From the Journals

New data support electroconvulsive therapy for severe depression


 

FROM THE LANCET PSYCHIATRY

Advocates and users of electroconvulsive therapy (ECT) have received further scientific backing: a retrospective cohort study has provided further evidence that ECT can prevent suicide among severely depressed patients.

The patient cohort comprised 27,231 men and 40,096 women who had been treated as inpatients. The average age was 45.1 years (range: 18-103 years), and 4,982 patients received ECT. The primary endpoint was death by suicide within 365 days of hospital discharge. The secondary endpoints were death not by suicide and total mortality. The cause-specific hazard ratio (csHR) was calculated for patients with ECT, compared with patients without ECT.

In the propensity score-weighted analysis, ECT was linked to a significantly reduced suicide risk (csHR: 0.53; 95% confidence interval, 0.31-0.92). According to the calculations, ECT was associated with a significantly decreased total mortality risk (hazard ratio, 0.75; 95% CI, 0.58-0.97). However, this was not the case for death from causes other than suicide.

The authors, led by Tyler S. Kaster, PhD, a psychiatrist at Temerty Centre for Therapeutic Brain Intervention, Centre for Addiction and Mental Health, Toronto, concluded that this study underlines the importance of ECT, in particular for people with severe depression.

A well-tested therapy

ECT has been used for decades as a substantial tool for the treatment of patients with severe mental illnesses. Over the past 15 years, new methods for the treatment of severely depressed patients have been tested, such as vagus nerve stimulation, transcranial magnetic stimulation, and intranasal administration of esketamine. However, in a recent review paper in the New England Journal of Medicine, American psychiatrists Randall T. Espinoza, MD, MPH, University of California, Los Angeles, and Charles H. Kellner, MD, University of South Carolina, Charleston, reported that none of these therapies had proven to be an indisputable substitute for ECT for people with severe depression.

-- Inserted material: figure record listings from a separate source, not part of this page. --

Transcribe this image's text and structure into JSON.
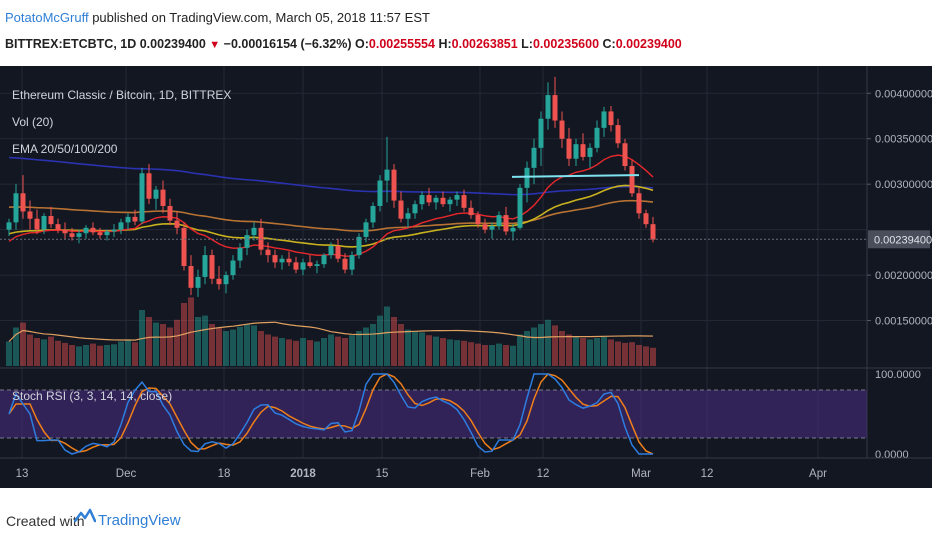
{
  "header": {
    "author": "PotatoMcGruff",
    "published_text": "published on TradingView.com, March 05, 2018 11:57 EST",
    "symbol": "BITTREX:ETCBTC, 1D",
    "last": "0.00239400",
    "change": "−0.00016154 (−6.32%)",
    "o_label": "O:",
    "o_value": "0.00255554",
    "h_label": "H:",
    "h_value": "0.00263851",
    "l_label": "L:",
    "l_value": "0.00235600",
    "c_label": "C:",
    "c_value": "0.00239400"
  },
  "legend": {
    "title": "Ethereum Classic / Bitcoin, 1D, BITTREX",
    "vol": "Vol (20)",
    "ema": "EMA 20/50/100/200",
    "stoch": "Stoch RSI (3, 3, 14, 14, close)"
  },
  "footer": {
    "created_with": "Created with",
    "brand": "TradingView"
  },
  "colors": {
    "bg": "#131722",
    "grid": "#242836",
    "up": "#26a69a",
    "down": "#ef5350",
    "ema20": "#e8282b",
    "ema50": "#c9b21e",
    "ema100": "#b87333",
    "ema200": "#2a32b0",
    "trendline": "#7fe3f0",
    "k": "#2d7de0",
    "d": "#f07f1a",
    "band": "#4b2e83",
    "axis_text": "#b2b5be",
    "last_badge": "#4a4e5a"
  },
  "chart_data": {
    "type": "candlestick",
    "price_axis": {
      "ticks": [
        "0.00400000",
        "0.00350000",
        "0.00300000",
        "0.00200000",
        "0.00150000"
      ],
      "last_price_label": "0.00239400",
      "range": [
        0.001,
        0.0043
      ]
    },
    "stoch_axis": {
      "ticks": [
        "100.0000",
        "0.0000"
      ],
      "upper_band": 80,
      "lower_band": 20
    },
    "time_axis": {
      "labels": [
        "13",
        "Dec",
        "18",
        "2018",
        "15",
        "Feb",
        "12",
        "Mar",
        "12",
        "Apr"
      ]
    },
    "candles": [
      [
        0.0025,
        0.00262,
        0.00243,
        0.00258
      ],
      [
        0.00258,
        0.003,
        0.0025,
        0.0029
      ],
      [
        0.0029,
        0.0031,
        0.00262,
        0.0027
      ],
      [
        0.0027,
        0.00282,
        0.0025,
        0.00262
      ],
      [
        0.00262,
        0.00272,
        0.00245,
        0.0025
      ],
      [
        0.0025,
        0.00268,
        0.00245,
        0.00265
      ],
      [
        0.00265,
        0.00275,
        0.00252,
        0.00256
      ],
      [
        0.00256,
        0.00262,
        0.00246,
        0.0025
      ],
      [
        0.0025,
        0.00258,
        0.0024,
        0.00246
      ],
      [
        0.00246,
        0.00252,
        0.00238,
        0.00242
      ],
      [
        0.00242,
        0.0025,
        0.00235,
        0.00246
      ],
      [
        0.00246,
        0.00255,
        0.0024,
        0.00252
      ],
      [
        0.00252,
        0.00258,
        0.00244,
        0.00247
      ],
      [
        0.00247,
        0.00252,
        0.0024,
        0.00244
      ],
      [
        0.00244,
        0.0025,
        0.00238,
        0.00248
      ],
      [
        0.00248,
        0.00256,
        0.00242,
        0.0025
      ],
      [
        0.0025,
        0.00262,
        0.00245,
        0.00258
      ],
      [
        0.00258,
        0.00268,
        0.0025,
        0.00264
      ],
      [
        0.00264,
        0.00272,
        0.00255,
        0.00259
      ],
      [
        0.00259,
        0.00318,
        0.00256,
        0.00312
      ],
      [
        0.00312,
        0.00322,
        0.00278,
        0.00284
      ],
      [
        0.00284,
        0.00298,
        0.00272,
        0.00294
      ],
      [
        0.00294,
        0.00304,
        0.00268,
        0.00276
      ],
      [
        0.00276,
        0.00284,
        0.00255,
        0.0026
      ],
      [
        0.0026,
        0.0027,
        0.00245,
        0.00252
      ],
      [
        0.00252,
        0.00258,
        0.00205,
        0.0021
      ],
      [
        0.0021,
        0.00222,
        0.00178,
        0.00186
      ],
      [
        0.00186,
        0.00206,
        0.00176,
        0.00198
      ],
      [
        0.00198,
        0.00232,
        0.0019,
        0.00222
      ],
      [
        0.00222,
        0.00228,
        0.0019,
        0.00196
      ],
      [
        0.00196,
        0.0021,
        0.00184,
        0.0019
      ],
      [
        0.0019,
        0.00204,
        0.0018,
        0.002
      ],
      [
        0.002,
        0.00222,
        0.00195,
        0.00216
      ],
      [
        0.00216,
        0.00235,
        0.00208,
        0.0023
      ],
      [
        0.0023,
        0.0025,
        0.00222,
        0.00244
      ],
      [
        0.00244,
        0.00258,
        0.00238,
        0.00252
      ],
      [
        0.00252,
        0.00262,
        0.00222,
        0.00228
      ],
      [
        0.00228,
        0.00236,
        0.00214,
        0.00222
      ],
      [
        0.00222,
        0.00228,
        0.00208,
        0.00214
      ],
      [
        0.00214,
        0.00222,
        0.00206,
        0.00218
      ],
      [
        0.00218,
        0.00226,
        0.0021,
        0.00214
      ],
      [
        0.00214,
        0.0022,
        0.00202,
        0.00206
      ],
      [
        0.00206,
        0.00218,
        0.002,
        0.00214
      ],
      [
        0.00214,
        0.00222,
        0.00208,
        0.0021
      ],
      [
        0.0021,
        0.00216,
        0.00202,
        0.00212
      ],
      [
        0.00212,
        0.00224,
        0.00208,
        0.00222
      ],
      [
        0.00222,
        0.00236,
        0.00218,
        0.00232
      ],
      [
        0.00232,
        0.0024,
        0.00214,
        0.00218
      ],
      [
        0.00218,
        0.00224,
        0.00202,
        0.00206
      ],
      [
        0.00206,
        0.00226,
        0.002,
        0.00222
      ],
      [
        0.00222,
        0.00246,
        0.00218,
        0.00242
      ],
      [
        0.00242,
        0.00262,
        0.00236,
        0.00258
      ],
      [
        0.00258,
        0.0028,
        0.00252,
        0.00276
      ],
      [
        0.00276,
        0.0031,
        0.0027,
        0.00304
      ],
      [
        0.00304,
        0.00352,
        0.0028,
        0.00316
      ],
      [
        0.00316,
        0.00322,
        0.00274,
        0.00282
      ],
      [
        0.00282,
        0.00292,
        0.00258,
        0.00262
      ],
      [
        0.00262,
        0.00274,
        0.00252,
        0.00268
      ],
      [
        0.00268,
        0.00282,
        0.00262,
        0.00278
      ],
      [
        0.00278,
        0.00292,
        0.00272,
        0.00288
      ],
      [
        0.00288,
        0.00296,
        0.00276,
        0.0028
      ],
      [
        0.0028,
        0.00288,
        0.00272,
        0.00285
      ],
      [
        0.00285,
        0.00292,
        0.00275,
        0.00278
      ],
      [
        0.00278,
        0.00286,
        0.0027,
        0.00283
      ],
      [
        0.00283,
        0.00292,
        0.00276,
        0.00288
      ],
      [
        0.00288,
        0.00294,
        0.0027,
        0.00274
      ],
      [
        0.00274,
        0.00282,
        0.00262,
        0.00266
      ],
      [
        0.00266,
        0.0027,
        0.00252,
        0.00256
      ],
      [
        0.00256,
        0.00262,
        0.00246,
        0.0025
      ],
      [
        0.0025,
        0.00258,
        0.0024,
        0.00254
      ],
      [
        0.00254,
        0.0027,
        0.0025,
        0.00266
      ],
      [
        0.00266,
        0.00275,
        0.00244,
        0.00248
      ],
      [
        0.00248,
        0.00256,
        0.00238,
        0.00252
      ],
      [
        0.00252,
        0.003,
        0.0025,
        0.00296
      ],
      [
        0.00296,
        0.00325,
        0.0028,
        0.00318
      ],
      [
        0.00318,
        0.0035,
        0.003,
        0.0034
      ],
      [
        0.0034,
        0.0038,
        0.0032,
        0.00372
      ],
      [
        0.00372,
        0.00412,
        0.0036,
        0.00398
      ],
      [
        0.00398,
        0.00418,
        0.00362,
        0.0037
      ],
      [
        0.0037,
        0.0038,
        0.0034,
        0.0035
      ],
      [
        0.0035,
        0.00362,
        0.0032,
        0.00328
      ],
      [
        0.00328,
        0.0035,
        0.0032,
        0.00344
      ],
      [
        0.00344,
        0.00356,
        0.00326,
        0.0033
      ],
      [
        0.0033,
        0.00345,
        0.00318,
        0.0034
      ],
      [
        0.0034,
        0.0037,
        0.00335,
        0.00362
      ],
      [
        0.00362,
        0.00385,
        0.00352,
        0.0038
      ],
      [
        0.0038,
        0.00386,
        0.00358,
        0.00365
      ],
      [
        0.00365,
        0.00372,
        0.0034,
        0.00345
      ],
      [
        0.00345,
        0.0035,
        0.00315,
        0.0032
      ],
      [
        0.0032,
        0.00326,
        0.00286,
        0.0029
      ],
      [
        0.0029,
        0.00296,
        0.00262,
        0.00268
      ],
      [
        0.00268,
        0.00272,
        0.00252,
        0.00256
      ],
      [
        0.00256,
        0.00264,
        0.00236,
        0.00239
      ]
    ],
    "volumes": [
      0.35,
      0.55,
      0.62,
      0.45,
      0.4,
      0.38,
      0.42,
      0.36,
      0.33,
      0.3,
      0.28,
      0.3,
      0.32,
      0.29,
      0.3,
      0.31,
      0.35,
      0.38,
      0.34,
      0.8,
      0.7,
      0.62,
      0.6,
      0.55,
      0.66,
      0.9,
      0.98,
      0.7,
      0.72,
      0.6,
      0.55,
      0.5,
      0.52,
      0.56,
      0.6,
      0.58,
      0.5,
      0.45,
      0.42,
      0.4,
      0.38,
      0.36,
      0.4,
      0.37,
      0.35,
      0.4,
      0.45,
      0.42,
      0.4,
      0.44,
      0.5,
      0.55,
      0.6,
      0.72,
      0.85,
      0.7,
      0.6,
      0.52,
      0.5,
      0.48,
      0.44,
      0.42,
      0.4,
      0.38,
      0.37,
      0.36,
      0.34,
      0.32,
      0.3,
      0.3,
      0.32,
      0.3,
      0.29,
      0.45,
      0.5,
      0.55,
      0.6,
      0.66,
      0.58,
      0.5,
      0.45,
      0.42,
      0.4,
      0.38,
      0.4,
      0.42,
      0.38,
      0.35,
      0.33,
      0.34,
      0.3,
      0.28,
      0.26
    ]
  }
}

Significant clinical benefits

According to these American psychiatrists, the benefit of ECT has been proven many times, and several studies demonstrate the effect on the risk for suicide. Moreover, quality of life is improved, and the rate of new hospital admissions is lowered. ECT can rapidly improve depressive, psychotic, and catatonic symptoms and reduce suicidal urges for certain patient groups.

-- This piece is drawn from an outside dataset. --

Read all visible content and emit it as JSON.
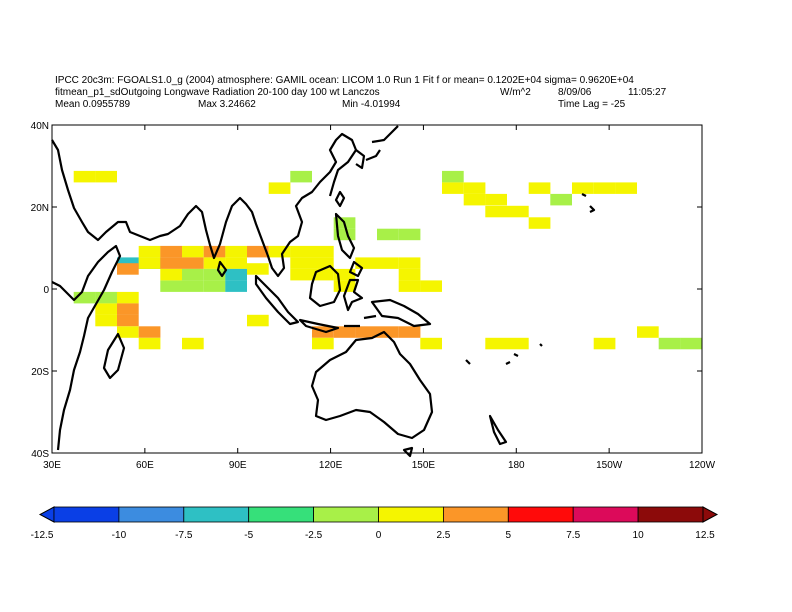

Studies on ECT involving patients with treatment-refractory depression have shown response rates of 60%-80% and pooled remission rates of 50%-60%. High response rates for ECT have even been reported for patients with psychotic depression or catatonia. In one study that recruited patients with treatment-refractory schizophrenia, the ECT efficacy rates were between 40% and 70%. In some Asian countries, schizophrenia is the main indication for ECT.

Good safety profile

Overall, the psychiatrists consider ECT to be a safe and tolerable therapy. The estimated death rate is around 2.1 deaths per 100,000 treatments. The most common complications are acute cardiopulmonary events, which are estimated to occur in less than 1% of treatments. Rare serious adverse events linked to ECT are arrhythmias, shortness of breath, aspiration, and prolonged seizures. The common but mild side effects are headaches, jaw pain, myalgia, nausea, and vomiting after the procedure, as well as fatigue.

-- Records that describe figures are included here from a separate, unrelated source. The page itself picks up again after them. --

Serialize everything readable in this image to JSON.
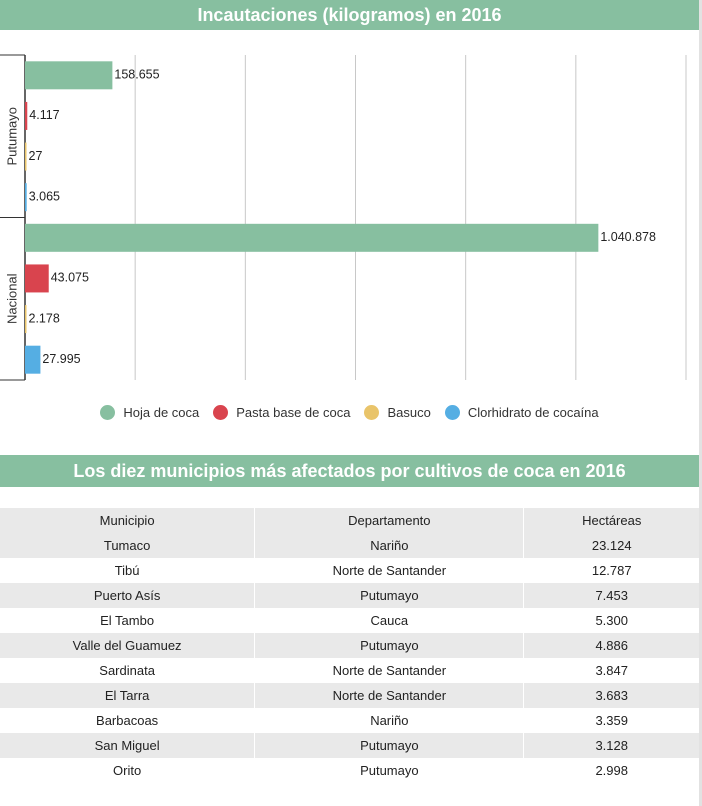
{
  "chart_title": "Incautaciones (kilogramos) en 2016",
  "chart_data": {
    "type": "bar",
    "orientation": "horizontal",
    "title": "Incautaciones (kilogramos) en 2016",
    "categories": [
      "Putumayo",
      "Nacional"
    ],
    "series": [
      {
        "name": "Hoja de coca",
        "color": "#87bfa0",
        "values": [
          158655,
          1040878
        ],
        "labels": [
          "158.655",
          "1.040.878"
        ]
      },
      {
        "name": "Pasta base de coca",
        "color": "#d9444e",
        "values": [
          4117,
          43075
        ],
        "labels": [
          "4.117",
          "43.075"
        ]
      },
      {
        "name": "Basuco",
        "color": "#e9c46a",
        "values": [
          27,
          2178
        ],
        "labels": [
          "27",
          "2.178"
        ]
      },
      {
        "name": "Clorhidrato de cocaína",
        "color": "#55aee3",
        "values": [
          3065,
          27995
        ],
        "labels": [
          "3.065",
          "27.995"
        ]
      }
    ],
    "xlim": [
      0,
      1200000
    ],
    "grid": true,
    "legend": "bottom"
  },
  "table": {
    "title": "Los diez municipios más afectados por cultivos de coca en 2016",
    "headers": [
      "Municipio",
      "Departamento",
      "Hectáreas"
    ],
    "rows": [
      [
        "Tumaco",
        "Nariño",
        "23.124"
      ],
      [
        "Tibú",
        "Norte de Santander",
        "12.787"
      ],
      [
        "Puerto Asís",
        "Putumayo",
        "7.453"
      ],
      [
        "El Tambo",
        "Cauca",
        "5.300"
      ],
      [
        "Valle del Guamuez",
        "Putumayo",
        "4.886"
      ],
      [
        "Sardinata",
        "Norte de Santander",
        "3.847"
      ],
      [
        "El Tarra",
        "Norte de Santander",
        "3.683"
      ],
      [
        "Barbacoas",
        "Nariño",
        "3.359"
      ],
      [
        "San Miguel",
        "Putumayo",
        "3.128"
      ],
      [
        "Orito",
        "Putumayo",
        "2.998"
      ]
    ]
  }
}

Concerns regarding cognitive impairment still represent an obstacle for the use of ECT. However, in today’s practice, ECT leads to fewer cognitive side effects than previous treatments. The authors stated that it is not possible to predict how an individual patient will be affected, but most patients have only mild or moderate cognitive side effects that generally abate days to weeks after an ECT course has ended.

However, retrograde amnesia linked to ECT can last over a year. In rare cases, acute confusion or delirium can develop that requires interruption or discontinuation of treatment. No indications of structural brain damage after ECT have been detected in neuropathological testing. A Danish cohort study involving 168,015 patients with depression, of whom 3.1% had at least one ECT treatment, did not find a link between ECT with a mean period of almost 5 years and increased onset of dementia.

Bad reputation

Dr. Espinoza and Dr. Kellner criticized the fact that, despite its proven efficacy and safety, ECT is used too little. This judgment is nothing new. Psychiatrists have been complaining for years that this procedure is used too little, including Eric Slade, MD, from the University of Baltimore, in 2017 and German professors Andreas Fallgatter, MD, and Urban Wiesing, MD, PhD, in 2018. Dr. Wiesing and Dr. Fallgatter attribute the low level of use to the fact that ECT is labor-intensive, compared with pharmacotherapy.

Another reason is clearly the bad reputation of this method. However, ECT’s poor image, which has only increased over time, is not a convincing argument to forego today’s ECT as a treatment for patients with severe mental illnesses. According to Dr. Fallgatter and Dr. Wiesing, even the risk of misuse of this method is “not a sufficient argument for categorical refusal, rather for caution at best.” They argued that otherwise, “modern medicine would have to renounce many more therapies.”

This article was translated from Univadis Germany.